Do you know where Fair Health gets their data from?

Its probably somewhere on their website, though Im not sure. I would assume they have some sort of partnership with CMS, and states might be required to de-identify and share data with them, since they seem to be using it to develop a healthcare transparency tool for consumers. We might actually be contributing to that effort, but Im not certain about the specifics.

As we wrap up, what do you like most about the Fair Health dataset?

I like that it’s at least straightforward. Its really expansive and helps during negotiations, especially when were dealing with less favorable terms. It helps us strategize and position ourselves effectively. Plus, the fact that we can seamlessly integrate it into our existing tools is a huge win. Honestly, if we had to manually look up information on their website every single time, I would not use it.
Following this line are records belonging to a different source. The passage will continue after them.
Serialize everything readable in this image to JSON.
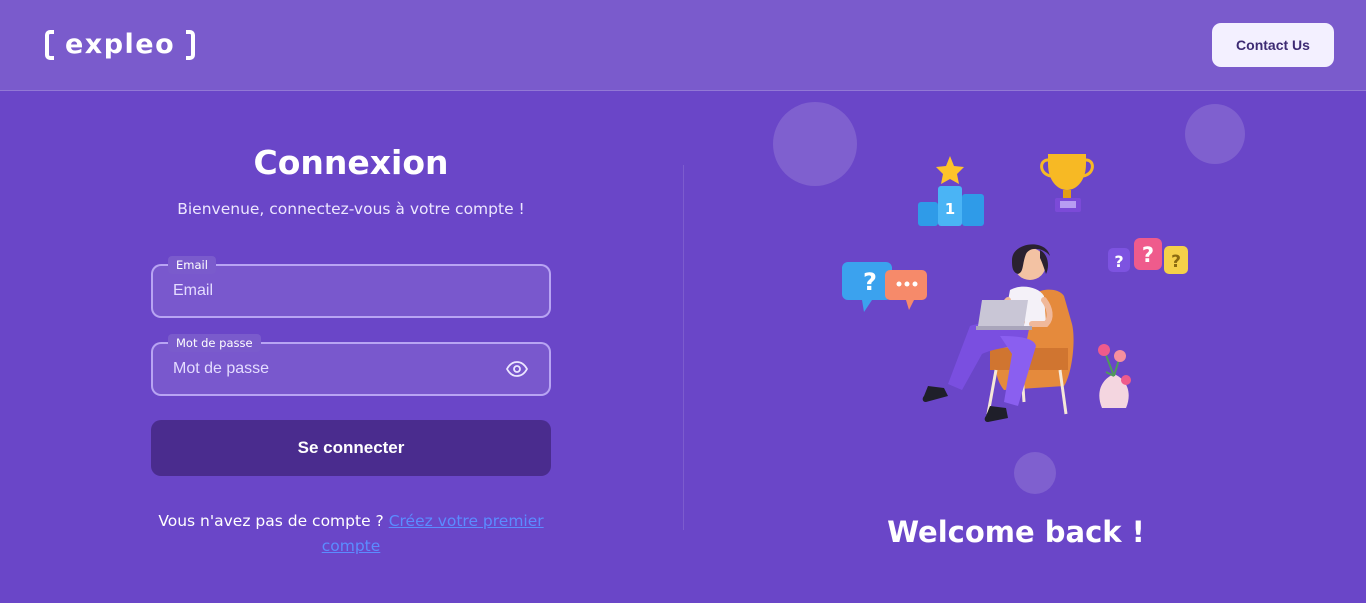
{
  "header": {
    "logo_text": "expleo",
    "contact_label": "Contact Us"
  },
  "login": {
    "title": "Connexion",
    "subtitle": "Bienvenue, connectez-vous à votre compte !",
    "email": {
      "label": "Email",
      "placeholder": "Email",
      "value": ""
    },
    "password": {
      "label": "Mot de passe",
      "placeholder": "Mot de passe",
      "value": "",
      "toggle_icon": "eye-icon"
    },
    "submit_label": "Se connecter",
    "signup_prompt": "Vous n'avez pas de compte ?",
    "signup_link": "Créez votre premier compte"
  },
  "hero": {
    "welcome_text": "Welcome back !",
    "illustration": "woman-with-laptop-on-chair",
    "decorations": [
      "podium-star-icon",
      "trophy-icon",
      "question-chat-bubbles-icon",
      "question-blocks-icon",
      "flower-vase-icon"
    ]
  },
  "colors": {
    "background": "#6a46c8",
    "header": "#7a5bcc",
    "button_dark": "#4a2c8e",
    "link": "#5b8cff"
  }
}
We discussed how it can be a bit frustrating that the dataset leans heavily towards provider charges. But that’s just the nature of their business use case. Is there anything else you dislike about the product?

Itd be really beneficial if they presented not just the provider charges, but also delved into other aspects. For instance, having a breakdown of in-network and out-of-network payments, and analyzing what different payers are contributing, like Medicare, Medicaid, commercial insurers, self-insured employers, and any other relevant categories. And if we could have those same percentile analyses applied to these segments, it would provide a more complete picture, compared to solely focusing on the charges themselves.

For someone whos delving into their SCA strategy and considering data products or vendors to aid in this journey, what advice would you offer?

Id suggest keeping a close eye on the state laws governing your operations. Understand your rapport with the relevant state regulator. Grasp the anticipated outcomes and the business dynamics between providers, regulators, and payers in each state. This landscape varies significantly across different states, with a few being payer-friendly.